I'm afraid that there was probably a lot of de-gassing when I wrestled out of my ungreased bowl (ooops) and used a bread knife to cut it in half. Formed two round shapes and inverted a mixing bowl over each, then I walked away for an hour.

The directions say to heat the oven to 425, but I have a feeling that my cloche works better if you heat the oven to 500F with it inside for 30 minutes, then lower the temperature once the bread is inside. So that's what I did.  The loaves baked 25 minutes with the cloche cover on, then barely another 10 with it off before the inside was 200F and I took it out.

 

It has a nice, light texture and seems great for sandwiches. 

 

I did have problem shaping that perhaps someone can offer me some hints with.  I shaped both loaves at the same time into round balls and left them resting. I can only bake one at a time in my cloche, so the other loaf had an extra ~40 minutes. I noticed it had started slumping sideways, so right before putting it in I tried doing another quick reshaping by pulling the sides down to beneath the loaf.  Should I have held off on the initial shaping of that second loaf?  Maybe put it in the fridge while the first one cooked?

 

Our Crumb's picture
Our Crumb

I encountered exactly the same issue with the second of a pair of Tartine Country Boules today and damn if didn't try to I prop it back to attention while on the peel.  Bad idea.  Deflated and came out dense (I assume -- haven't sliced it yet, but it's much smaller than the first one).  Delicate stuff.
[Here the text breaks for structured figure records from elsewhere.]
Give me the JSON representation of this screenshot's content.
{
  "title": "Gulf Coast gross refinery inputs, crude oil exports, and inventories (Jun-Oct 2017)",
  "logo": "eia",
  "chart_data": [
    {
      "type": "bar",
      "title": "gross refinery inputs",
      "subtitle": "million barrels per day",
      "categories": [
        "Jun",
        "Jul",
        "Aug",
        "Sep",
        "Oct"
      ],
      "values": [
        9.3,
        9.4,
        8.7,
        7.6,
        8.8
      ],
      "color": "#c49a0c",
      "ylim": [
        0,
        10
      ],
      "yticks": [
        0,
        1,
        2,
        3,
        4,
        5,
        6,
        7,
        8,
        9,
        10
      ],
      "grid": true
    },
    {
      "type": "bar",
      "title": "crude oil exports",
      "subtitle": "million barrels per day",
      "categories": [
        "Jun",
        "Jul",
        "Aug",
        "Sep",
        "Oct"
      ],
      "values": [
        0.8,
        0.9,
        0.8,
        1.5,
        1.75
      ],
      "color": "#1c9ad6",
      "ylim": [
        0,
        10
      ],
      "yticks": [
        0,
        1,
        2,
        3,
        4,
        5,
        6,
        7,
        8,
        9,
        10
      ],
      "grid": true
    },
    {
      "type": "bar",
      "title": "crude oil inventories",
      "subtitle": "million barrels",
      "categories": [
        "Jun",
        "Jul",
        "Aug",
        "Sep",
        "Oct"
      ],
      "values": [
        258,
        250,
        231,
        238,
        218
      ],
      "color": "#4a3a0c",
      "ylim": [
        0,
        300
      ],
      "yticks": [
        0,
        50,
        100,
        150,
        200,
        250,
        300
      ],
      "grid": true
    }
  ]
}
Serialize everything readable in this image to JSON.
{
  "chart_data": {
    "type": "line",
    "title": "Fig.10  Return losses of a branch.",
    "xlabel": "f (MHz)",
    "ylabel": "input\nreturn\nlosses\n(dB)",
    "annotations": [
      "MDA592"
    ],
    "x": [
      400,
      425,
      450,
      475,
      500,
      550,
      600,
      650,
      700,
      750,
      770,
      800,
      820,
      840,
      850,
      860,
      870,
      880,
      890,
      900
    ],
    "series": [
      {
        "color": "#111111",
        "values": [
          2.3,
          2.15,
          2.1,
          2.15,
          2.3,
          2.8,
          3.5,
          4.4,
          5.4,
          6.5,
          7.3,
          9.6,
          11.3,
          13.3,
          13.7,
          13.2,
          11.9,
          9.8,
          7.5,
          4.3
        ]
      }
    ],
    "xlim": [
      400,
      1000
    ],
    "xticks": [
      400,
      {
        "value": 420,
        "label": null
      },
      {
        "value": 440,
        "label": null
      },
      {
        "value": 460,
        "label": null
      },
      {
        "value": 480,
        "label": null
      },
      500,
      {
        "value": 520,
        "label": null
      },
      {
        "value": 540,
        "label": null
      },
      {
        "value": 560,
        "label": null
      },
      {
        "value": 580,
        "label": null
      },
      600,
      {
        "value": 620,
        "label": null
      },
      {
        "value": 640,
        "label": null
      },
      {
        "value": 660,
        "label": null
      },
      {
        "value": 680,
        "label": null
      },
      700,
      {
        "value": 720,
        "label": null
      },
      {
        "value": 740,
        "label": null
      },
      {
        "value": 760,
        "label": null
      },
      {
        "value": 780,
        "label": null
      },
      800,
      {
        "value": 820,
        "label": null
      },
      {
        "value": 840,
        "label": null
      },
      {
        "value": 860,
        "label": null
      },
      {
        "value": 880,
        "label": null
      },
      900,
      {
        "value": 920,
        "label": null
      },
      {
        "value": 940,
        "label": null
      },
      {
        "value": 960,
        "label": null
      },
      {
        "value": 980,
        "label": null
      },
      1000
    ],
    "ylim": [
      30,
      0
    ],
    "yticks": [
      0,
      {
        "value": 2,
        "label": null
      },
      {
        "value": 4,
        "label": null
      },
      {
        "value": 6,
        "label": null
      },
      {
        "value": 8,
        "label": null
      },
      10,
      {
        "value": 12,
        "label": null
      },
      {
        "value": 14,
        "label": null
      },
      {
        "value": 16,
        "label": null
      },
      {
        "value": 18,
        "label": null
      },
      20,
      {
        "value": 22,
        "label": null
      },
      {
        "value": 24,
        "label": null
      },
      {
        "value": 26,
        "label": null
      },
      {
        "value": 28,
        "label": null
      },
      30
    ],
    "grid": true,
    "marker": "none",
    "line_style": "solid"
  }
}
The lesson I took away from that is that one should wait one oven cycle time period (~30 min) to shape and couche/banneton the second loaf of a two-loaf batch of dough if oven space is limiting.  Extending the BF or bench rest after initial shaping by 30 min should have lesser consequences than executing a doomed 11th hour kludge on an over-proofed dough.  That's an untested conclusion, but makes to me.  But I'm open to others' strategies.

My father-in-law was a great chef born and trained in Bellagio on Lake Como.  When anyone in the family is going down the lake to Como from Bellagio, the others always say "Bring back a loaf", since the bread in the town of Como is known to be better than anywhere else around the lake.  That's reassuring to me every time my Tartines disappoint -- I just say to myself, "well, this isn't San Francisco, so it's not my fault."  Helps a little.

THANKS for the link to the Como bread.  Another one for the list.